2. Do research. For example, if a heavy load of homework is stressing you out, research the suggestions found in the article “Young People Ask—How Can I Find Time to Do My Homework?” published in the January 22, 2004, issue of Awake! If you feel pressured to engage in sexual misconduct with a classmate, you’ll find helpful advice in the article “Young People Ask—What if I’m Invited to ‘Hook Up’?” published in the March 2007 issue of Awake!

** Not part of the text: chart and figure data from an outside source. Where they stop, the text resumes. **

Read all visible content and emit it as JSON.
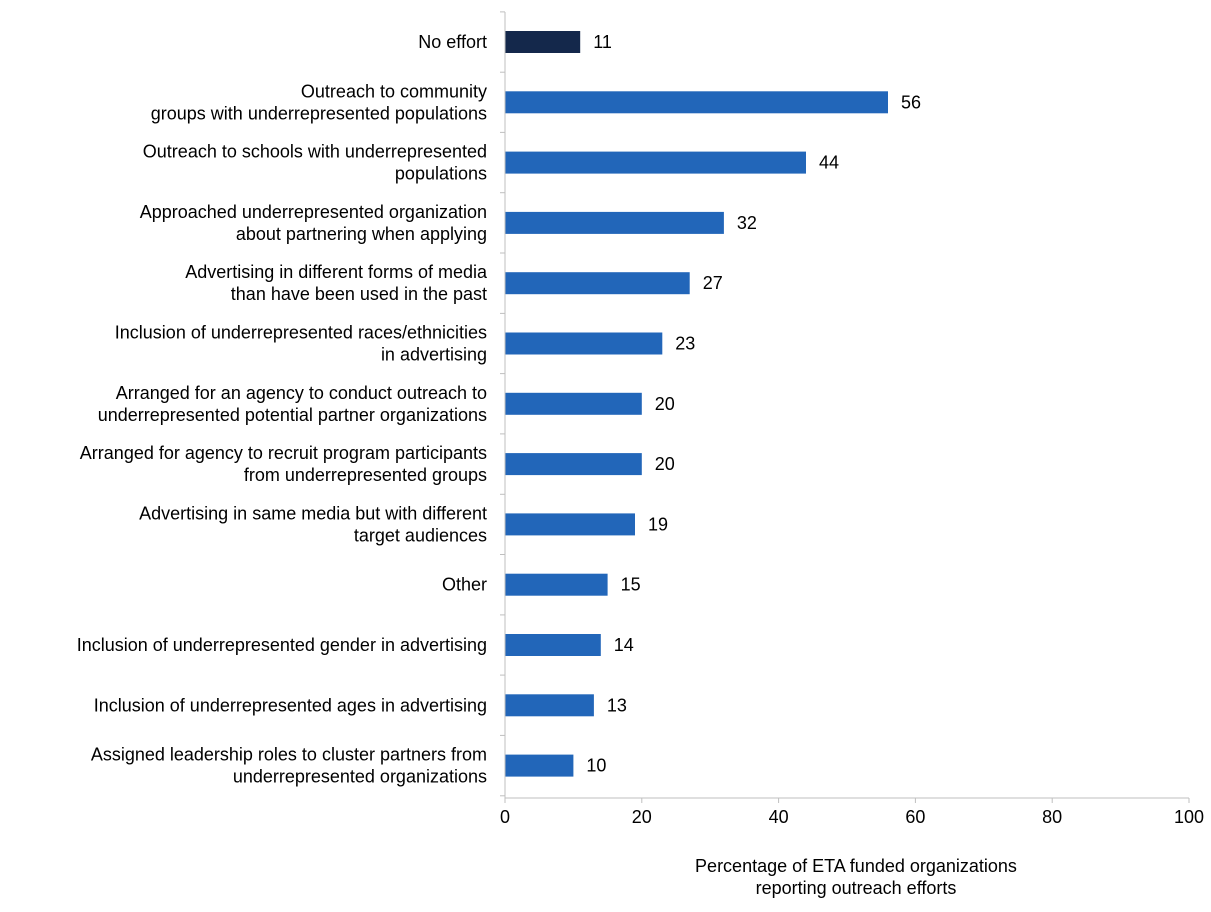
{
  "chart_data": {
    "type": "bar",
    "orientation": "horizontal",
    "title": "",
    "xlabel": "Percentage of ETA funded organizations reporting outreach efforts",
    "xlabel_lines": [
      "Percentage of ETA funded organizations",
      "reporting outreach efforts"
    ],
    "ylabel": "",
    "xlim": [
      0,
      100
    ],
    "x_ticks": [
      0,
      20,
      40,
      60,
      80,
      100
    ],
    "grid": false,
    "legend": "none",
    "data_labels": true,
    "colors": {
      "highlight": "#14284b",
      "default": "#2266b9",
      "axis": "#bfbfbf"
    },
    "categories": [
      {
        "label_lines": [
          "No effort"
        ],
        "value": 11,
        "color": "highlight"
      },
      {
        "label_lines": [
          "Outreach to community",
          "groups with underrepresented populations"
        ],
        "value": 56,
        "color": "default"
      },
      {
        "label_lines": [
          "Outreach to schools with underrepresented",
          "populations"
        ],
        "value": 44,
        "color": "default"
      },
      {
        "label_lines": [
          "Approached underrepresented organization",
          "about partnering when applying"
        ],
        "value": 32,
        "color": "default"
      },
      {
        "label_lines": [
          "Advertising in different forms of media",
          "than have been used in the past"
        ],
        "value": 27,
        "color": "default"
      },
      {
        "label_lines": [
          "Inclusion of underrepresented races/ethnicities",
          "in advertising"
        ],
        "value": 23,
        "color": "default"
      },
      {
        "label_lines": [
          "Arranged for an agency to conduct outreach to",
          "underrepresented potential partner organizations"
        ],
        "value": 20,
        "color": "default"
      },
      {
        "label_lines": [
          "Arranged for agency to recruit program participants",
          "from underrepresented groups"
        ],
        "value": 20,
        "color": "default"
      },
      {
        "label_lines": [
          "Advertising in same media but with different",
          "target audiences"
        ],
        "value": 19,
        "color": "default"
      },
      {
        "label_lines": [
          "Other"
        ],
        "value": 15,
        "color": "default"
      },
      {
        "label_lines": [
          "Inclusion of underrepresented gender in advertising"
        ],
        "value": 14,
        "color": "default"
      },
      {
        "label_lines": [
          "Inclusion of underrepresented ages in advertising"
        ],
        "value": 13,
        "color": "default"
      },
      {
        "label_lines": [
          "Assigned leadership roles to cluster partners from",
          "underrepresented organizations"
        ],
        "value": 10,
        "color": "default"
      }
    ]
  }
}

3. Plan your response. If you’re stressed over how your classmates will react to learning about your religious beliefs, don’t wait until a crisis arises to think of what you’ll say or how you’ll react. (Proverbs 29:25) “What helped me to cope,” says Kelsey, 18, “was that I prepared before the situation arose. I had already decided how I was going to explain my beliefs.” Aaron, an 18-year-old in Belgium, did the same. “I thought ahead about what questions I’d face, and then I prepared answers to those questions,” he says. “If I hadn’t done that, I wouldn’t have dared to talk about what I believe.”

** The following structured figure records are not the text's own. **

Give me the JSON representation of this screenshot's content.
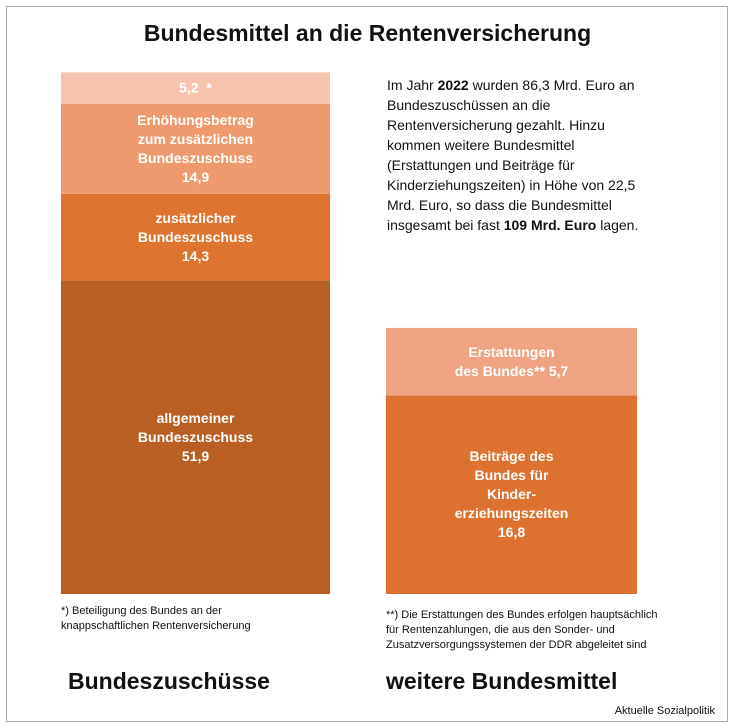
{
  "title": "Bundesmittel an die Rentenversicherung",
  "annotation": {
    "parts": [
      "Im Jahr ",
      "2022",
      " wurden 86,3 Mrd. Euro an Bundeszuschüssen an die Rentenversicherung gezahlt. Hinzu kommen weitere Bundesmittel (Erstattungen und Beiträge für Kinderziehungszeiten) in Höhe von 22,5 Mrd. Euro, so dass die Bundesmittel insgesamt bei fast ",
      "109 Mrd. Euro",
      " lagen."
    ]
  },
  "source": "Aktuelle Sozialpolitik",
  "chart_data": [
    {
      "type": "bar",
      "categories": [
        "Bundeszuschüsse"
      ],
      "ylim": [
        0,
        90
      ],
      "footnote": "*) Beteiligung des Bundes an der\nknappschaftlichen Rentenversicherung",
      "series": [
        {
          "name": "allgemeiner\nBundeszuschuss",
          "color": "#ba5f24",
          "values": [
            51.9
          ],
          "value_labels": [
            "51,9"
          ],
          "value_position": "below"
        },
        {
          "name": "zusätzlicher\nBundeszuschuss",
          "color": "#dd7430",
          "values": [
            14.3
          ],
          "value_labels": [
            "14,3"
          ],
          "value_position": "below"
        },
        {
          "name": "Erhöhungsbetrag\nzum zusätzlichen\nBundeszuschuss",
          "color": "#ef9a6e",
          "values": [
            14.9
          ],
          "value_labels": [
            "14,9"
          ],
          "value_position": "below"
        },
        {
          "name": "*",
          "color": "#f5c3ae",
          "values": [
            5.2
          ],
          "value_labels": [
            "5,2"
          ],
          "value_position": "before"
        }
      ]
    },
    {
      "type": "bar",
      "categories": [
        "weitere Bundesmittel"
      ],
      "ylim": [
        0,
        46
      ],
      "footnote": "**) Die Erstattungen des Bundes erfolgen hauptsächlich\nfür Rentenzahlungen, die aus den Sonder- und\nZusatzversorgungssystemen der DDR abgeleitet sind",
      "series": [
        {
          "name": "Beiträge des\nBundes für\nKinder-\nerziehungszeiten",
          "color": "#dd7230",
          "values": [
            16.8
          ],
          "value_labels": [
            "16,8"
          ],
          "value_position": "below"
        },
        {
          "name": "Erstattungen\ndes Bundes**",
          "color": "#f0a383",
          "values": [
            5.7
          ],
          "value_labels": [
            "5,7"
          ],
          "value_position": "after"
        }
      ]
    }
  ]
}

4. Don’t procrastinate. Few problems will disappear if you ignore them. Instead, they usually become worse, thus increasing your stress. For instance, if you’re one of Jehovah’s Witnesses, identifying yourself as such as soon as possible can be a real safeguard. Marchet, now 20, says: “Right at the start of each school year, I initiated a conversation about some subject that I knew would give me a chance to explain my Bible-based standards. I found that the longer I waited to identify myself as a Witness, the harder it became. It really helped when I made my stand known and then lived up to my ideals throughout the year.”
5. Ask for help. Even the strongest weight lifter has his limits. You do too. But you don’t have to carry the burden by yourself. (Galatians 6:2) Why not talk to your parents or other mature Christians? Show them the answers that you wrote earlier in this article. Discuss with them how they might be able to help you cope with some of these pressures. Liz, in Ireland, told her father about her fear of being ridiculed because of her religious beliefs. “Every day,” Liz says, “my dad would say a prayer with me before he dropped me off at school. It always made me feel safe.”